Lepidico’s (ASX:LPD) “modest”, 4,900-tonne-per-annum (tpa) Karibib lithium hydroxide project in Namibia will deliver an average $49m profit every year and take just three years to pay back, the company says.

The company says the relatively small size of the 4,900tpa phase one lithium chemical project is important “as project development and operating risks tend to increase exponentially with scale”.

The stock was up almost 30 per cent to 0.9c per share in morning trade, clawing back some of its considerable losses over the past year.


The $US139m ($210m) development cost is split 30/70 between the mine and concentrator on a brownfields site in Namibia, and a chemical conversion plant in Abu Dhabi.

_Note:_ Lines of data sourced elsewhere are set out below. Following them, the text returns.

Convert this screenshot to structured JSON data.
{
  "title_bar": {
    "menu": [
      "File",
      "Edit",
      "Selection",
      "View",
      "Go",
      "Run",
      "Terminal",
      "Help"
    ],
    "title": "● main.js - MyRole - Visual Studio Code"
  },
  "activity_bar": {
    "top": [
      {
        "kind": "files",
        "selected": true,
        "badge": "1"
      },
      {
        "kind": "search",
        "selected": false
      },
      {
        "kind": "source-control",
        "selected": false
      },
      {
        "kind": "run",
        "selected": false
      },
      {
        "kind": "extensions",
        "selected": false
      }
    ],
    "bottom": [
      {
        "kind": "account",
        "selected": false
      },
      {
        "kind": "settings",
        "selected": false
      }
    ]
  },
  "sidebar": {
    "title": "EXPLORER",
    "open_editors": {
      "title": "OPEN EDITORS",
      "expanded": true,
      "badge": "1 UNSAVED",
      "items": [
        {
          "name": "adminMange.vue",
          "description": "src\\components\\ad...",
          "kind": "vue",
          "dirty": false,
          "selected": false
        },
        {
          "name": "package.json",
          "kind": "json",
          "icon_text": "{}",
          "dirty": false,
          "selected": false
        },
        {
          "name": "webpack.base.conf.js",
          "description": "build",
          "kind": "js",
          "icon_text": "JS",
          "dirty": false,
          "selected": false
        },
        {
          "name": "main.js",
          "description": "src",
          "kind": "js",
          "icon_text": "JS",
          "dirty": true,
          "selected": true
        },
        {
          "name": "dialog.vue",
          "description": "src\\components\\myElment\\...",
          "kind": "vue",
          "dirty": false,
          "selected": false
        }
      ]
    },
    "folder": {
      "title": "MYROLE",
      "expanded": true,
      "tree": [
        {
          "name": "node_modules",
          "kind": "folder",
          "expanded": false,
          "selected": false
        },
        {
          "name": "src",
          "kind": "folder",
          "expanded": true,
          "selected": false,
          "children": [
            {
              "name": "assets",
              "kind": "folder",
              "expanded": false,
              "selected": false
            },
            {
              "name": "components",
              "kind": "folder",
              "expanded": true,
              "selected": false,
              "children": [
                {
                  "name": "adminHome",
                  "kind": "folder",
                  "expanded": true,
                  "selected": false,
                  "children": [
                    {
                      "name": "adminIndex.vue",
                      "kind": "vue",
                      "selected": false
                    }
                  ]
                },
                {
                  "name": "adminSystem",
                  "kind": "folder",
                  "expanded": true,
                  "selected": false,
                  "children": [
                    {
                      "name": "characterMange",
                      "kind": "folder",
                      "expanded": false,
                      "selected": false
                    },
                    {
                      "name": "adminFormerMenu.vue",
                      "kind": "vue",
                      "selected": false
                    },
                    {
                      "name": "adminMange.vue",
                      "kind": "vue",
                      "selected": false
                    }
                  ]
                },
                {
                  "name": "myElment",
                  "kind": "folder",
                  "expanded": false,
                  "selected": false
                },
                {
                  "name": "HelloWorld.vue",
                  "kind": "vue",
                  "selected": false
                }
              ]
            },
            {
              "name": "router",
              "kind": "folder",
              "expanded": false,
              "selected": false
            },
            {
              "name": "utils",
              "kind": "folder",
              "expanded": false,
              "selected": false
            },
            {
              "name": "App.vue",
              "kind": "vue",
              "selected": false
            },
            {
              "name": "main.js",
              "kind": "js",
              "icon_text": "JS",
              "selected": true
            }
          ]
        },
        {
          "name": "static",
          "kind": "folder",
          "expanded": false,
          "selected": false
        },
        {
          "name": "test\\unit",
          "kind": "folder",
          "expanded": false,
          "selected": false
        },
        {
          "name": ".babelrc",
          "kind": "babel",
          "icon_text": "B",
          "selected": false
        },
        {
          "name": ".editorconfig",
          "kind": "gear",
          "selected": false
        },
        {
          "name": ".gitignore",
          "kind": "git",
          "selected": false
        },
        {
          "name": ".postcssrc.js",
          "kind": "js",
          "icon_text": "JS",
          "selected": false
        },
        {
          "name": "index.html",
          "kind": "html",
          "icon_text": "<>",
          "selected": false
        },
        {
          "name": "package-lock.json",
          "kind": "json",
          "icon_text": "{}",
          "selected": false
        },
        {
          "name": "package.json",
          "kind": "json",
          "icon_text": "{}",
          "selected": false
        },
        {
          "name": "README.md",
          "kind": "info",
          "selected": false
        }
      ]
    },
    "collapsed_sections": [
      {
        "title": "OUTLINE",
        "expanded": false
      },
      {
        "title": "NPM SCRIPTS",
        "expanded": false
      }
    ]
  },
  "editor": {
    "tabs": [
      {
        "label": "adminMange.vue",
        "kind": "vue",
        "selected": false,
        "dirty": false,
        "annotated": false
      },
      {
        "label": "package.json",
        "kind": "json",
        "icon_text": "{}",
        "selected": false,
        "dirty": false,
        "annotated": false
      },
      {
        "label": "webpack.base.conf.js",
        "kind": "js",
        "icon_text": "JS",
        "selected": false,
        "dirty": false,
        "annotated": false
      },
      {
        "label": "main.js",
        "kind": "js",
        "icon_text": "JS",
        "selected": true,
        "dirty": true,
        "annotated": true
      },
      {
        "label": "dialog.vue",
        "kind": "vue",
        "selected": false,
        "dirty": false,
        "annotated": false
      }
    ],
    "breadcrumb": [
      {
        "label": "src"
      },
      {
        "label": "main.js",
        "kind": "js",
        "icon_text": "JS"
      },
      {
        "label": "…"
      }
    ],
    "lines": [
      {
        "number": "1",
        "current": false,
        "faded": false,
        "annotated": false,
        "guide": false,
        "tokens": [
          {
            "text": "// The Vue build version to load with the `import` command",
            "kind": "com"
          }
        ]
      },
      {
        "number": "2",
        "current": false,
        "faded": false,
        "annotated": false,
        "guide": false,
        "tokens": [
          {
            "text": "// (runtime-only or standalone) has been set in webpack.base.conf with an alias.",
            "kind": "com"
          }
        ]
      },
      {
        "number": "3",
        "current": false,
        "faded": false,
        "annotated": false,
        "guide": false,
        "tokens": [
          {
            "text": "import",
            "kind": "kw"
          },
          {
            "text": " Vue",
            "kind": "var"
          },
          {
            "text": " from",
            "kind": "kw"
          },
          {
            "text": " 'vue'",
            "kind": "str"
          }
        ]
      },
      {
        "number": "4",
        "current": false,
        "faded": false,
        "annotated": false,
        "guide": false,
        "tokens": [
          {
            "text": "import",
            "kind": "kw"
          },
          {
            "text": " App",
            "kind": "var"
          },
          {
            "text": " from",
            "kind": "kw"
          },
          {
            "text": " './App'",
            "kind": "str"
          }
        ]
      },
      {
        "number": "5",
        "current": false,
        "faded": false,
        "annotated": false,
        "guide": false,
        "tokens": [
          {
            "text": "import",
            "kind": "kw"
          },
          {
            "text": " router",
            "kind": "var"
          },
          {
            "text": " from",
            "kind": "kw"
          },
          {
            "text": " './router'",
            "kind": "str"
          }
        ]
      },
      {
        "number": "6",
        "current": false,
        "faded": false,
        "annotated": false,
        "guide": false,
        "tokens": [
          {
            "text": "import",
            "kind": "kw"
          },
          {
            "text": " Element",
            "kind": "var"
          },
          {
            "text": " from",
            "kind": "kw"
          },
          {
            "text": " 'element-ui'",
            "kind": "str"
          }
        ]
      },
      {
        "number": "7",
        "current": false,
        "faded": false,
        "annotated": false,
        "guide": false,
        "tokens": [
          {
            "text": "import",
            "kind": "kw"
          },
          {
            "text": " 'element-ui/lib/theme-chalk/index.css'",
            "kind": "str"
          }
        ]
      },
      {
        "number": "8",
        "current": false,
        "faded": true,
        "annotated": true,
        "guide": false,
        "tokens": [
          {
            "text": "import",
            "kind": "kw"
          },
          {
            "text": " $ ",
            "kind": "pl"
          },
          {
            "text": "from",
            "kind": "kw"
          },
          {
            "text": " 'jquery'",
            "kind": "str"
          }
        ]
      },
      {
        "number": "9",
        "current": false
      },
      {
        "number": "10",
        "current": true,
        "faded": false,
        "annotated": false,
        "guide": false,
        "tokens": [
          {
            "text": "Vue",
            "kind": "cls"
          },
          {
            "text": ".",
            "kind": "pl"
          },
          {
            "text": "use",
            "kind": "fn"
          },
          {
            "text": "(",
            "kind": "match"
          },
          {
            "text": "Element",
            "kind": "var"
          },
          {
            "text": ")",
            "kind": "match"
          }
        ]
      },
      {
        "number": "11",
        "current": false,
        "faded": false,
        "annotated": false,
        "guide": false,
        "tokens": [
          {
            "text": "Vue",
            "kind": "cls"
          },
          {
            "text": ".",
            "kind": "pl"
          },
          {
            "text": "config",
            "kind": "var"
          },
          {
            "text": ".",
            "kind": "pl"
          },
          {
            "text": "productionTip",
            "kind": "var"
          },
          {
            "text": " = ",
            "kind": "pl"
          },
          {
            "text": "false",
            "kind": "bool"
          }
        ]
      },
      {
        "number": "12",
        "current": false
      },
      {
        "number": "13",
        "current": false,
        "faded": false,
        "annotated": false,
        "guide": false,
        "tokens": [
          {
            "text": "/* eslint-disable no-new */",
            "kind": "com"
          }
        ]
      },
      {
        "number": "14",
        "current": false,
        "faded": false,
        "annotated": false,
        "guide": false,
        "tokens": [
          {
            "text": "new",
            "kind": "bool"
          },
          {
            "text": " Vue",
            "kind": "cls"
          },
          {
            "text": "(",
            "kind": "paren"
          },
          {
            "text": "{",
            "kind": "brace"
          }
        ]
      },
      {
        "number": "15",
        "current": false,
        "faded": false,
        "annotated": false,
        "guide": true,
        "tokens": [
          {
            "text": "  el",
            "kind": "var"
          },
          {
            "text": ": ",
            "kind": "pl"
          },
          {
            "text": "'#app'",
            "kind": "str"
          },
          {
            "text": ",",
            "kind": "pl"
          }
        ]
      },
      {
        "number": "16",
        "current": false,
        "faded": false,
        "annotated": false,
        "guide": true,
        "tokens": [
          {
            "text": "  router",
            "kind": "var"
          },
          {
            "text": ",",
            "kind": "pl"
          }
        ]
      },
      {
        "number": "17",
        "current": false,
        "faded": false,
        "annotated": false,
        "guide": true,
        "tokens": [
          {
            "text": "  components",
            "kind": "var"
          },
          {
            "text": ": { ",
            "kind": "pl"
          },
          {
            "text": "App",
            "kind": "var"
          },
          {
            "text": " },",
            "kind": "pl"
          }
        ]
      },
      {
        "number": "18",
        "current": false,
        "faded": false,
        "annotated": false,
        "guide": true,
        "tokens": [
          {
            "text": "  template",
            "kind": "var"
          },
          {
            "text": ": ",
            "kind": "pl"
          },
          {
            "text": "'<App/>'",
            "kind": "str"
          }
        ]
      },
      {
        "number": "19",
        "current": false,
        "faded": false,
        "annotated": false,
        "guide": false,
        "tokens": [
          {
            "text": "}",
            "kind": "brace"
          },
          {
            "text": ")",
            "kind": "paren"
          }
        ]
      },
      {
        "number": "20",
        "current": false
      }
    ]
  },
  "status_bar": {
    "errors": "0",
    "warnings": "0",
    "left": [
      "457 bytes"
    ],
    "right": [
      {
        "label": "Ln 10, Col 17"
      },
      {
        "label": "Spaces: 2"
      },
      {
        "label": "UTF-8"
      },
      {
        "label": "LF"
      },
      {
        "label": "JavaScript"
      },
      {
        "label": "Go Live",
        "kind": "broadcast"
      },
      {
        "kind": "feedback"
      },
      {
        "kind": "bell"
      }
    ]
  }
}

It also includes a 13.6 per cent ‘contingency’ in case of cost blowouts during construction and ramp up.

Karibib is also going to produce a few key by-products, like caesium, rubidium and potash. These products, like lithium, are all on the US government list of 35 Critical Minerals, Lepidico says, “making the project strategically significant”.

Operating costs after credits from these by-products include an all-in sustaining cost (AISC) of $US3,221/t for the integrated project.

AISC is a good measure to appraise the profitability of a project because it includes everything, from mining, refining and transport, through to administration and exploration.

This is based on an average price forecast for lithium hydroxide over the project life of $US13,669/t.

Lepidico is working to an ambitious schedule, assuming that all permits, offtake agreements, and a full funding package will be secured in the June 2021 quarter.